Methods The senior author has performed 210 thumb basal joint arthroplasties using a modified Thompson technique. This was an independent pilot study to evaluate long-term results. Twenty-five thumbs in 18 patients from a single surgeon's practice were evaluated after ligament reconstruction arthroplasty for surgical treatment of advanced thumb basal joint arthritis. Treatment consisted of piecemeal excision of the entire trapezium, ligament reconstruction and interposition using the APL tendon, and 8 weeks of K-wire immobilization of the thumb metacarpal. Patients were seen, examined, and queried regarding their thumbs. Range of motion, lateral pinch, tip pinch, grip strength, and outcomes questionnaires including the Arthritis Impact Measurement Scales 2 Short Form (AIMS2-SF) were evaluated at an average of 66 months after surgery.
Results At 5.5 years follow-up, 17 of 18 patients (94%) experienced “excellent” or “good” relief of pain and were “very satisfied” with their operation(s). Given identical preoperative circumstances, 18/18 (100%) patients would choose to have the operation again. Range of motion evaluation showed 24 of 25 thumbs adducted fully into the plane of the palm and 24 of 25 opposed to the fifth metacarpal head. Comparisons between preoperative and 66-month postoperative strength measurements demonstrated an average 13.8% increase in grip strength, 11.8% increase in key pinch strength, and a 6.3 % increase in tip pinch strength over preoperative values. Postoperative AIMS2-SF data demonstrated improvement in “Hand and finger function” and “Arthritis pain” categories compared with preoperative levels.

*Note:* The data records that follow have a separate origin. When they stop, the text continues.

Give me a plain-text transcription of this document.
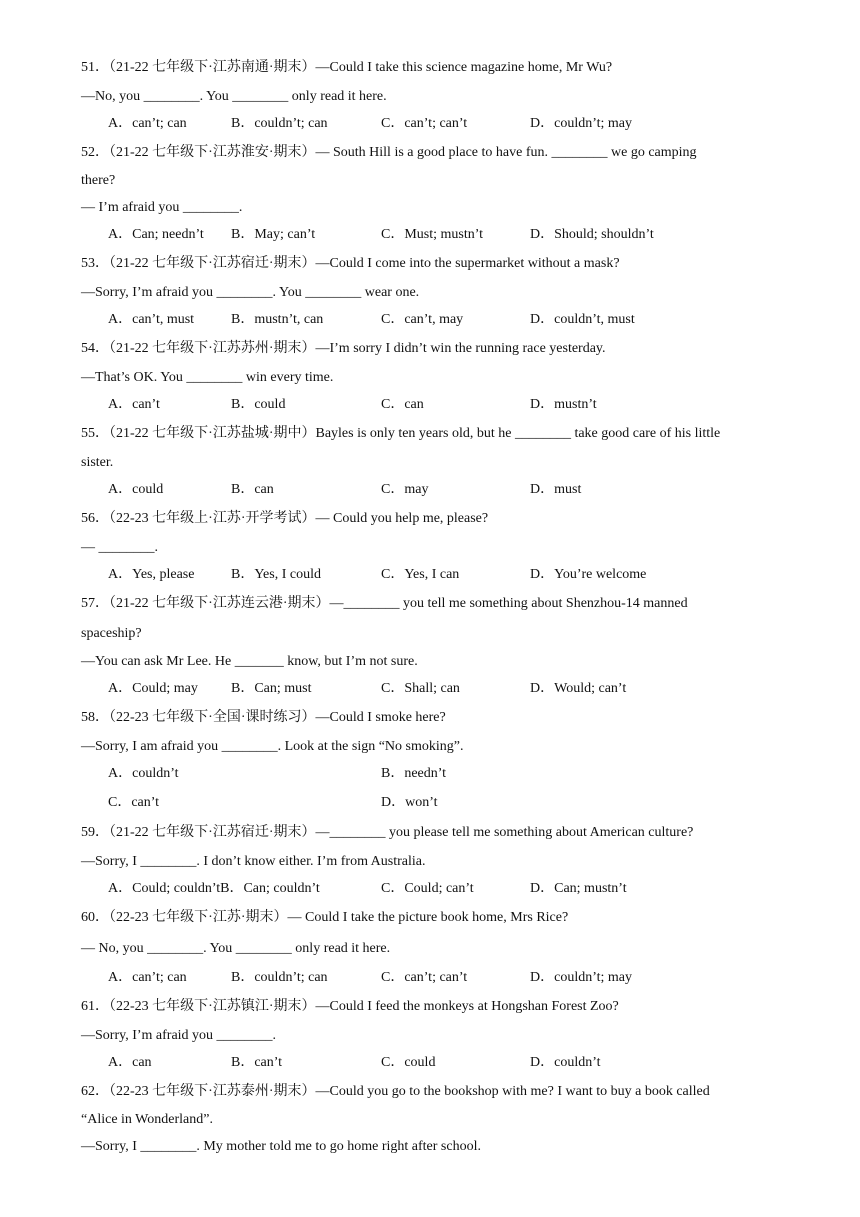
51．（21-22 七年级下·江苏南通·期末）—Could I take this science magazine home, Mr Wu?
—No, you ________. You ________ only read it here.
A．can’t; can	B．couldn’t; can	C．can’t; can’t	D．couldn’t; may
52．（21-22 七年级下·江苏淮安·期末）— South Hill is a good place to have fun. ________ we go camping
there?
— I’m afraid you ________.
A．Can; needn’t B．May; can’t	C．Must; mustn’t	D．Should; shouldn’t
53．（21-22 七年级下·江苏宿迁·期末）—Could I come into the supermarket without a mask?
—Sorry, I’m afraid you ________. You ________ wear one.
A．can’t, must	B．mustn’t, can	C．can’t, may	D．couldn’t, must
54．（21-22 七年级下·江苏苏州·期末）—I’m sorry I didn’t win the running race yesterday.
—That’s OK. You ________ win every time.
A．can’t	B．could	C．can	D．mustn’t
55．（21-22 七年级下·江苏盐城·期中）Bayles is only ten years old, but he ________ take good care of his little
sister.
A．could	B．can	C．may	D．must
56．（22-23 七年级上·江苏·开学考试）— Could you help me, please?
— ________.
A．Yes, please	B．Yes, I could	C．Yes, I can	D．You’re welcome
57．（21-22 七年级下·江苏连云港·期末）—________ you tell me something about Shenzhou-14 manned
spaceship?
—You can ask Mr Lee. He _______ know, but I’m not sure.
A．Could; may B．Can; must	C．Shall; can	D．Would; can’t
58．（22-23 七年级下·全国·课时练习）—Could I smoke here?
—Sorry, I am afraid you ________. Look at the sign “No smoking”.
A．couldn’t	B．needn’t
C．can’t	D．won’t
59．（21-22 七年级下·江苏宿迁·期末）—________ you please tell me something about American culture?
—Sorry, I ________. I don’t know either. I’m from Australia.
A．Could; couldn’tB．Can; couldn’t	C．Could; can’t	D．Can; mustn’t
60．（22-23 七年级下·江苏·期末）— Could I take the picture book home, Mrs Rice?
— No, you ________. You ________ only read it here.
A．can’t; can	B．couldn’t; can	C．can’t; can’t	D．couldn’t; may
61．（22-23 七年级下·江苏镇江·期末）—Could I feed the monkeys at Hongshan Forest Zoo?
—Sorry, I’m afraid you ________.
A．can	B．can’t	C．could	D．couldn’t
62．（22-23 七年级下·江苏泰州·期末）—Could you go to the bookshop with me? I want to buy a book called
“Alice in Wonderland”.
—Sorry, I ________. My mother told me to go home right after school.
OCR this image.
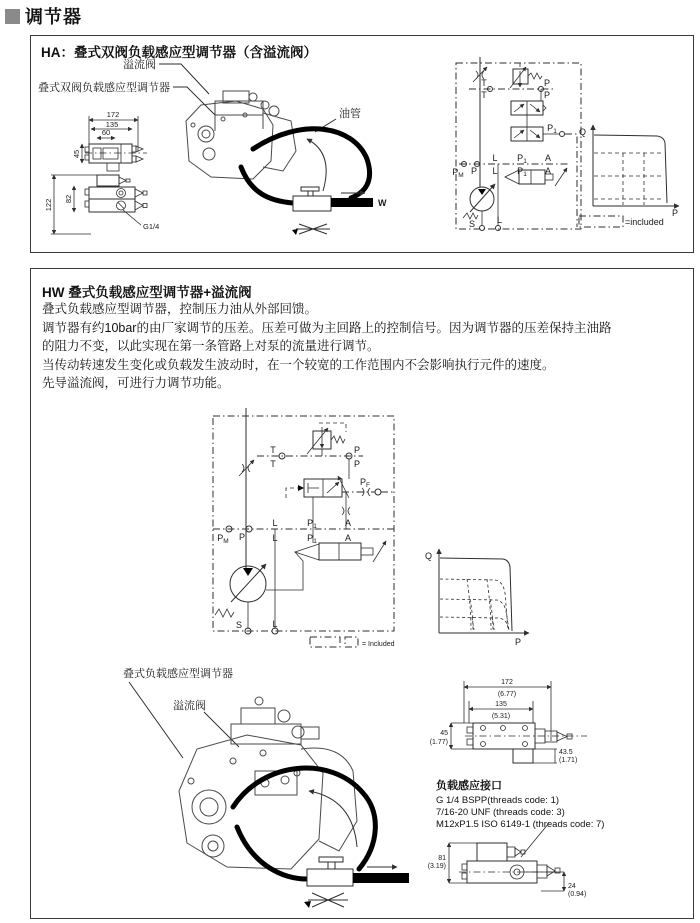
调节器
HA：叠式双阀负载感应型调节器（含溢流阀）
溢流阀
叠式双阀负载感应型调节器
油管
W
172
135
60
45
122 82
G1/4
T
T
P
P
$P_1$
$P_M$ P
L
L
$P_1$
$P_1$
A
A
S L
Q
P
=included
HW 叠式负载感应型调节器+溢流阀
叠式负载感应型调节器，控制压力油从外部回馈。
调节器有约10bar的由厂家调节的压差。压差可做为主回路上的控制信号。因为调节器的压差保持主油路
的阻力不变，以此实现在第一条管路上对泵的流量进行调节。
当传动转速发生变化或负载发生波动时，在一个较宽的工作范围内不会影响执行元件的速度。
先导溢流阀，可进行力调节功能。
负载感应接口
G 1/4 BSPP(threads code: 1)
7/16-20 UNF (threads code: 3)
M12xP1.5 ISO 6149-1 (threads code: 7)
T
T
P
P
$P_F$
$P_M$ P
L
L
$P_1$
$P_1$
A
A
S	L
= Included
Q
P
叠式负载感应型调节器
溢流阀
172
(6.77)
135
(5.31)
45
(1.77)
43.5
(1.71)
81
(3.19)
24
(0.94)
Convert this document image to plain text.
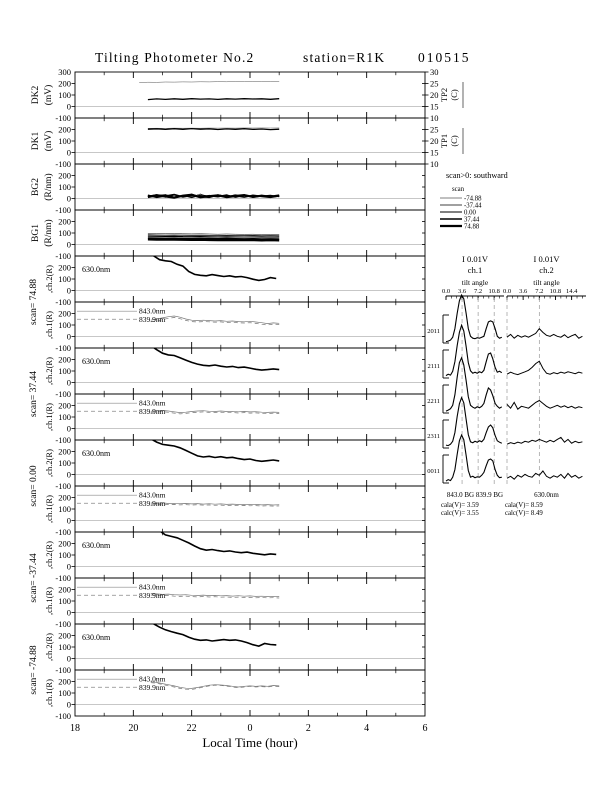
Tilting Photometer No.2	station=R1K 010515
200
100
0
-100
300
DK2 (mV)
30
25
20
15
10
TP2 (C)
200
100
0
-100
DK1 (mV)
25
20
15
10
TP1 (C)
200
100
0
-100
BG2 (R/nm)
200
100
0
-100
BG1 (R/nm)
200
100
0
-100
,ch.2(R)
scan= 74.88
630.0nm
200
100
0
-100
,ch.1(R)	843.0nm
839.9nm
200
100
0
-100
,ch.2(R)
scan= 37.44
630.0nm
200
100
0
-100
,ch.1(R)	843.0nm
839.9nm
200
100
0
-100
,ch.2(R)
scan= 0.00
630.0nm
200
100
0
-100
,ch.1(R)	843.0nm
839.9nm
200
100
0
-100
,ch.2(R)
scan= -37.44
630.0nm
200
100
0
-100
,ch.1(R)	843.0nm
839.9nm
200
100
0
-100
,ch.2(R)
scan= -74.88
630.0nm
200
100
0
-100
,ch.1(R)	843.0nm
839.9nm
18	20	22	0	2	4	6
Local Time (hour)
scan>0: southward
scan
-74.88
-37.44
0.00
37.44
74.88
I 0.01V
ch.1
tilt angle
0.0 3.6 7.2 10.8
843.0 BG 839.9 BG
cala(V)= 3.59
calc(V)= 3.55
I 0.01V
ch.2
tilt angle
0.0 3.6 7.2 10.8 14.4
630.0nm
cala(V)= 8.59
calc(V)= 8.49
2011
2111
2211
2311
0011
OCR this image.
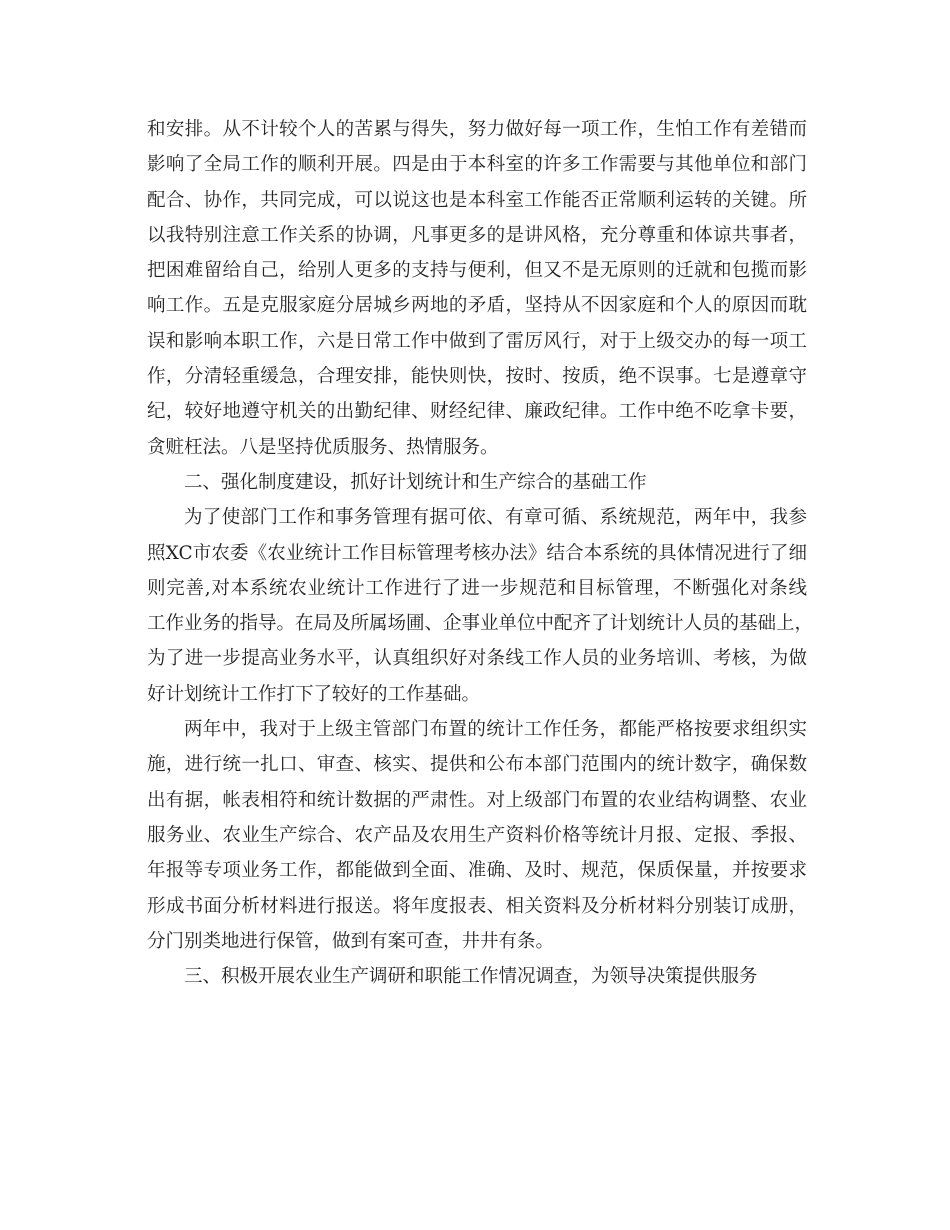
和安排。从不计较个人的苦累与得失，努力做好每一项工作，生怕工作有差错而
影响了全局工作的顺利开展。四是由于本科室的许多工作需要与其他单位和部门
配合、协作，共同完成，可以说这也是本科室工作能否正常顺利运转的关键。所
以我特别注意工作关系的协调，凡事更多的是讲风格，充分尊重和体谅共事者，
把困难留给自己，给别人更多的支持与便利，但又不是无原则的迁就和包揽而影
响工作。五是克服家庭分居城乡两地的矛盾，坚持从不因家庭和个人的原因而耽
误和影响本职工作，六是日常工作中做到了雷厉风行，对于上级交办的每一项工
作，分清轻重缓急，合理安排，能快则快，按时、按质，绝不误事。七是遵章守
纪，较好地遵守机关的出勤纪律、财经纪律、廉政纪律。工作中绝不吃拿卡要，
贪赃枉法。八是坚持优质服务、热情服务。
二、强化制度建设，抓好计划统计和生产综合的基础工作
为了使部门工作和事务管理有据可依、有章可循、系统规范，两年中，我参
照XC市农委《农业统计工作目标管理考核办法》结合本系统的具体情况进行了细
则完善,对本系统农业统计工作进行了进一步规范和目标管理，不断强化对条线
工作业务的指导。在局及所属场圃、企事业单位中配齐了计划统计人员的基础上，
为了进一步提高业务水平，认真组织好对条线工作人员的业务培训、考核，为做
好计划统计工作打下了较好的工作基础。
两年中，我对于上级主管部门布置的统计工作任务，都能严格按要求组织实
施，进行统一扎口、审查、核实、提供和公布本部门范围内的统计数字，确保数
出有据，帐表相符和统计数据的严肃性。对上级部门布置的农业结构调整、农业
服务业、农业生产综合、农产品及农用生产资料价格等统计月报、定报、季报、
年报等专项业务工作，都能做到全面、准确、及时、规范，保质保量，并按要求
形成书面分析材料进行报送。将年度报表、相关资料及分析材料分别装订成册，
分门别类地进行保管，做到有案可查，井井有条。
三、积极开展农业生产调研和职能工作情况调查，为领导决策提供服务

Conclusions Trapezial excision and ligament reconstruction using a modified Thompson technique with the APL tendon restored a stable, pain-free thumb that yielded excellent strength and motion five and one-half years after the procedure. Compared with published reports of techniques that harvest all or part of FCR tendon, the modified Thompson technique retains the entire FCR tendon for continued wrist stability. In addition, this technique decreases the effect of APL tendon abduction force at the base of thumb metacarpal and contributes to greater joint stability.